"Wait here for us. If we do not come by one-thirty, you can go home," said McKelvie.
The man turned off his engine and settled himself to wait, and the next moment we were hurrying toward Pell Street. Then we turned another corner and modifying our pace, lounged carelessly toward the back entrance of Hi Ling's curio shop.
Remembering Lecoq's advice I tried to look dull and stupid as McKelvie opened the door. We stepped inside the shop and faced the Chinaman seated behind a counter at the rear of the room. He was a fat old Chinaman and he gazed at us stolidly as he smoked his pipe.
In a coarse voice McKelvie asked whether the "old man" had come, saying he had sent us to stay with the prisoner until his arrival.
The Chinaman looked at us unblinkingly for five steady minutes, then he waved his pipe toward a rear door. We shuffled toward it as fast as we dared, and I for one, expected that every minute he would call us back and question us more closely. But he did not move and we gained the doorway and saw before us, in the flickering light of a gas-jet from above, a staircase, steep, narrow, dirty. This we climbed and found ourselves in a small entry with a door at the back. Stealing to this door, McKelvie listened intently for a moment, then drew his revolver and tried the door softly. It was locked. Shifting the gun to his left hand he took out a long, narrow steel instrument, which he inserted in the lock. As the door yielded silently, he stole into the room and I followed him closely.
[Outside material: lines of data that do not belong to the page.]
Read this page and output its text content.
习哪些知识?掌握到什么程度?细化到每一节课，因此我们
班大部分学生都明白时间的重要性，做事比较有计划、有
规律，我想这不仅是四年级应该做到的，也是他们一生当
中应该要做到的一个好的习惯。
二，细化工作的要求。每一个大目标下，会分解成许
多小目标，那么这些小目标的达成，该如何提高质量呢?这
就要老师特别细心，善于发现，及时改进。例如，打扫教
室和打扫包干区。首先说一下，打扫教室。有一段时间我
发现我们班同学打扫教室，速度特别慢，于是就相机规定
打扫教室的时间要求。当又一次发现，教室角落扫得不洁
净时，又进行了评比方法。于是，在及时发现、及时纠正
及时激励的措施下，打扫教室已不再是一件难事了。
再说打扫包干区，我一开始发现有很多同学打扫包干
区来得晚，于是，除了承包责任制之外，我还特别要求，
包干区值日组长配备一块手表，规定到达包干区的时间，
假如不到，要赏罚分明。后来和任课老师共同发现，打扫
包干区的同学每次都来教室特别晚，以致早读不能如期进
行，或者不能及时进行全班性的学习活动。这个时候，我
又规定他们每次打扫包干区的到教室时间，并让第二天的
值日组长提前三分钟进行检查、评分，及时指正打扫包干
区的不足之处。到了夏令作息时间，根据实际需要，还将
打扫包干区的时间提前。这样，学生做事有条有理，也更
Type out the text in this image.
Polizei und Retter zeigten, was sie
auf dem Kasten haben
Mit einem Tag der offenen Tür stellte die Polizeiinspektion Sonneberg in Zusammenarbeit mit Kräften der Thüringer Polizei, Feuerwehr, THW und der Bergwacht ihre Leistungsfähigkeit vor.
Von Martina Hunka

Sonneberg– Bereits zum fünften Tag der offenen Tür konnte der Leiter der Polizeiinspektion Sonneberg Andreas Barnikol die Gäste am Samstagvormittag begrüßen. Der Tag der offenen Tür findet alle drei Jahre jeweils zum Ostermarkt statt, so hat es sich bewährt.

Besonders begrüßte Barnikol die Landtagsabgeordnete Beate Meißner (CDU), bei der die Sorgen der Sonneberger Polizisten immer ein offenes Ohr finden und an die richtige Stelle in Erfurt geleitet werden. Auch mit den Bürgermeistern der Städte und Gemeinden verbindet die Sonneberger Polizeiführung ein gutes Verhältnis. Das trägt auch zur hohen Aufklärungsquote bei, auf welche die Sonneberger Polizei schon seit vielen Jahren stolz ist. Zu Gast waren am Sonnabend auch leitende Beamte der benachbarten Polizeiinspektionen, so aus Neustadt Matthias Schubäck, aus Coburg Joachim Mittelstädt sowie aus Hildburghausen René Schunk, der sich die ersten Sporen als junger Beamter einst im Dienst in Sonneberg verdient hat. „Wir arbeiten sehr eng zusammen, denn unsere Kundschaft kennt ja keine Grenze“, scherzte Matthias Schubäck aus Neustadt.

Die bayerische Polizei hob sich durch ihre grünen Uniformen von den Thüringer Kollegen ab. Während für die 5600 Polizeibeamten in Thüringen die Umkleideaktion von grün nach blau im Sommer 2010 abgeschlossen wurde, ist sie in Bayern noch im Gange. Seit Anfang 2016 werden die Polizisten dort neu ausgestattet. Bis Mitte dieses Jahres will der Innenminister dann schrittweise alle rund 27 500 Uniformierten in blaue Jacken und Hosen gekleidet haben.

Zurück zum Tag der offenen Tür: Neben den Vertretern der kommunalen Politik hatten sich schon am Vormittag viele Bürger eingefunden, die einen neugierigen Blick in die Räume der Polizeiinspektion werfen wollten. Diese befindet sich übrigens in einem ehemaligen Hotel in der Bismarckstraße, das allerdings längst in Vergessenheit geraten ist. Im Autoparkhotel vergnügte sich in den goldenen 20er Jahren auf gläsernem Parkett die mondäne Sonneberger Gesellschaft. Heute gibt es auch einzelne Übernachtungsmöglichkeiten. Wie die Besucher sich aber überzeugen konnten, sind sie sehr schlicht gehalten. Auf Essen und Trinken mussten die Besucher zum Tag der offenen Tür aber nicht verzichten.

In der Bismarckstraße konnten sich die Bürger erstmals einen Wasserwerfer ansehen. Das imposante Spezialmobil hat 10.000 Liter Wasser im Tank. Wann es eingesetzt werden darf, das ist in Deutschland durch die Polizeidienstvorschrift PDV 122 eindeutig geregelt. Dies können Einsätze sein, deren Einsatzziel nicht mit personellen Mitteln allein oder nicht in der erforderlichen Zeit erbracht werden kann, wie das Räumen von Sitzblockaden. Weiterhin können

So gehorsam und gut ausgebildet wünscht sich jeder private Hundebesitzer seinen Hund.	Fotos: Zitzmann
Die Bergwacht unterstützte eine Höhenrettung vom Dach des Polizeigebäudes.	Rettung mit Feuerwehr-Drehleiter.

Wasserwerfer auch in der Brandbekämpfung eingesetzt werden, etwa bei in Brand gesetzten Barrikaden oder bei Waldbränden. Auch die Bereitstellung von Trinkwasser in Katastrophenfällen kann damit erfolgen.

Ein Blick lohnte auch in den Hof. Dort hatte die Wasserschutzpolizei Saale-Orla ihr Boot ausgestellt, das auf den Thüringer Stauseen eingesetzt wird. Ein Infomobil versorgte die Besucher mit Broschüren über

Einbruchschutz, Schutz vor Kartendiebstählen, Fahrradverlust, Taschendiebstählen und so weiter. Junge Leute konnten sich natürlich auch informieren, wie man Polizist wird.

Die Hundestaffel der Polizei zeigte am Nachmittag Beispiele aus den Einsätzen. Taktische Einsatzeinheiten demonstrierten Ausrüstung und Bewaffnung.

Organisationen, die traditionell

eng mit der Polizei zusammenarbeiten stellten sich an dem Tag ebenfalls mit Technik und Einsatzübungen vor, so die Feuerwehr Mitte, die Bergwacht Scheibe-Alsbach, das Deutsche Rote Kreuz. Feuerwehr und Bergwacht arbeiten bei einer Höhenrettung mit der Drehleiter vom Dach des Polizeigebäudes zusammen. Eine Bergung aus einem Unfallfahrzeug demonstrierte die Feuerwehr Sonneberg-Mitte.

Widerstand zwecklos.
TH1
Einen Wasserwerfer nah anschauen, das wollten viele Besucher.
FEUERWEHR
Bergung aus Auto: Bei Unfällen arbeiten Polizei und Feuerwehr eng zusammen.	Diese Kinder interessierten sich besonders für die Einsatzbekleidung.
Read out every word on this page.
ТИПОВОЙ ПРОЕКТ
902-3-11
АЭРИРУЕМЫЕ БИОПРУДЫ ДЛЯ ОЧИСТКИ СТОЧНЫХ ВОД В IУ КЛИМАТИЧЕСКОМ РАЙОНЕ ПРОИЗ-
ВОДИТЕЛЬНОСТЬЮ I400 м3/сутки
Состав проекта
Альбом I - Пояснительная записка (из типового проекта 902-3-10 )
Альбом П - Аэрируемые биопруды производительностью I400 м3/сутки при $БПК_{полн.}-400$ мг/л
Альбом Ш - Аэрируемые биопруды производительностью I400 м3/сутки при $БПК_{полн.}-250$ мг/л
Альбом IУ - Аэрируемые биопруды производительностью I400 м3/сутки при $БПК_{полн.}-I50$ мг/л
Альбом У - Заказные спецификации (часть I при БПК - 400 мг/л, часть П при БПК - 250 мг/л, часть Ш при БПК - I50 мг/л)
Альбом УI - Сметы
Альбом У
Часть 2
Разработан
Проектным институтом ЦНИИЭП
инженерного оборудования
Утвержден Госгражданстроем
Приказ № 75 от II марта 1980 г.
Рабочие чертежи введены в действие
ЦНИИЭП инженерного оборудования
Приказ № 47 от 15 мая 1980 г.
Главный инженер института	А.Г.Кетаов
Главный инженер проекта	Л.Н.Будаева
I did not hear but I knew he had closed the door behind us, and then his flash glowed and the disk of light darted here and there over the black interior of the room, or, rather, hole, in which we found ourselves. It was empty save for a narrow cot, on which lay an inert figure, apparently asleep. We moved closer to the cot and McKelvie let the disk of light rest upon the face of the man before us.
It was Lee Darwin, I could not be mistaken, but he looked as though he were in the last stages of some terrible disease. His form was quite wasted, his eyes were mere sunken hollows in his ghastly face, and his cheekbones stood out prominently where the flesh had fallen away. I contemplated him in horrified silence, until a touch on my arm recalled me to action.
"I'm afraid he's too far gone to walk," whispered McKelvie. "We'll have to carry him. The main thing is to get him out before the criminal arrives. I don't think the old Chink will give us much trouble."
Silently McKelvie bent over Lee and shook him into consciousness. The boy opened his haggard eyes, stared at the flash, then shuddered away from McKelvie's restraining hand.
"Go away," he said feebly. "I have nothing to tell you. Nothing, I say."